Data – the (very long winded) second language we all speak

I was fortunate enough to attend SINET 61, a major cybersecurity event supported by ACSGN. It was a very interesting event (hot button jobs alert: security, blockchain and IoT) with lots of expertise in one room. Fundamental to a lot of discussions was data. What is data?

Data traditionally means pieces of information stored/transmitted by a computer. Its the universal language most modern electronic speaks to each other. Google it and you will see 1s and 0s, and lots of green screens.

Let’s ignore all that, and go back to where it all started…{queue dream sequence music :)}

Once Upon a Time, when computers first evolved into the shape we know today, a lot of electronics sensors can only read 2 voltages correctly, On and Off. Through convention they were labelled as 1s and 0s.

Now let’s relabel them as As and Bs and the computer just become another person like us. But they are like a tourist that doesn’t speak English. Just like foreign languages, when you put letters in different orders you will form words that mean different things.

The down side of making words out of two letters is that you are limited with how many meanings you can make in a given word length. A 2 letter word (AA, AB, BA, BB) only allows you to represent 4 different ideas. In contrast, because there are 26 letters in English, 2 letter words gives you possible (26×26=) 676 unique words.

In order to emulate the English alphabet (so that humans can interact with machine without having to talk gibberish), a group of people called American National Standards Institute agreed to a set of zero and ones strings that will represent the alphabet and commonly used symbols. This standard is now known as ASCII character set. The added bonus is that machines from different manufacturers can now also understand each other when they operate on ASCII.

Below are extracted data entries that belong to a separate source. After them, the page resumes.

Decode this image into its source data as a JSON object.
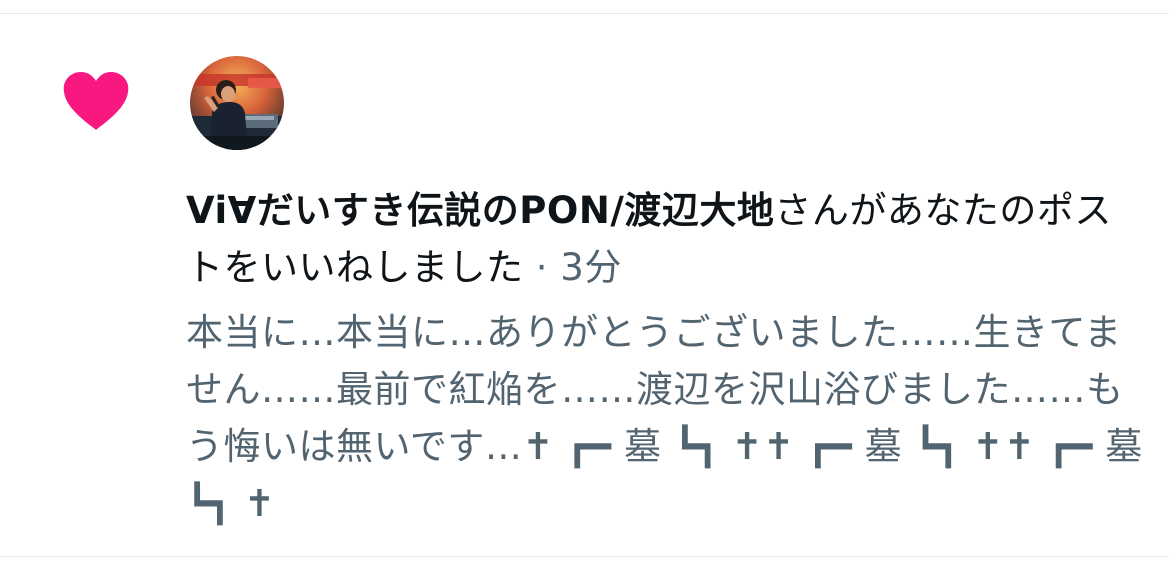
{
  "notification": {
    "type_icon": "heart-icon",
    "user_name": "Vi∀だいすき伝説のPON/渡辺大地",
    "action_text": "さんがあなたのポストをいいねしました",
    "separator": " · ",
    "time_ago": "3分",
    "post_text": "本当に…本当に…ありがとうございました……生きてません……最前で紅焔を……渡辺を沢山浴びました……もう悔いは無いです…✝︎ ┏━ 墓 ┗┓ ✝︎✝︎ ┏━ 墓 ┗┓ ✝︎✝︎ ┏━ 墓 ┗┓ ✝︎"
  },
  "colors": {
    "heart": "#f91880",
    "text_primary": "#0f1419",
    "text_secondary": "#536471",
    "divider": "#e6e8ea"
  }
}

But what about the others...

At this point, I am expecting a lot of passionate people writing in to say, what about the other standards? Yes, there are other standards out there, but fundamentally they are an agreement to use different strings of 1s and 0s out there.

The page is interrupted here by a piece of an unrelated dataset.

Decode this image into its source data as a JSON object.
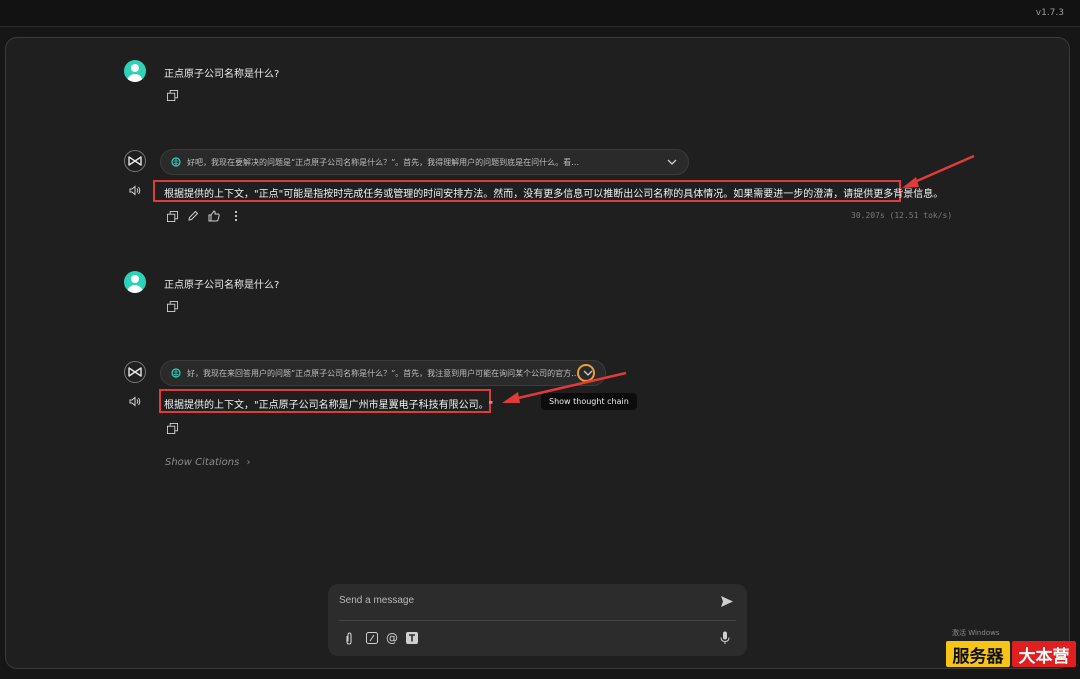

Like in the human world when different people speaks different languages. This cause a lot of issues when people try to use one set of data in one machine in one standard to another one that use a different standard, but that’s the subject of another post. 🙂

Every time you press a key on your keyboard, you are actually speaking in strings of 0s an 1s to your computer. You didn’t know you are talking a second language every time you use a keyboard did you?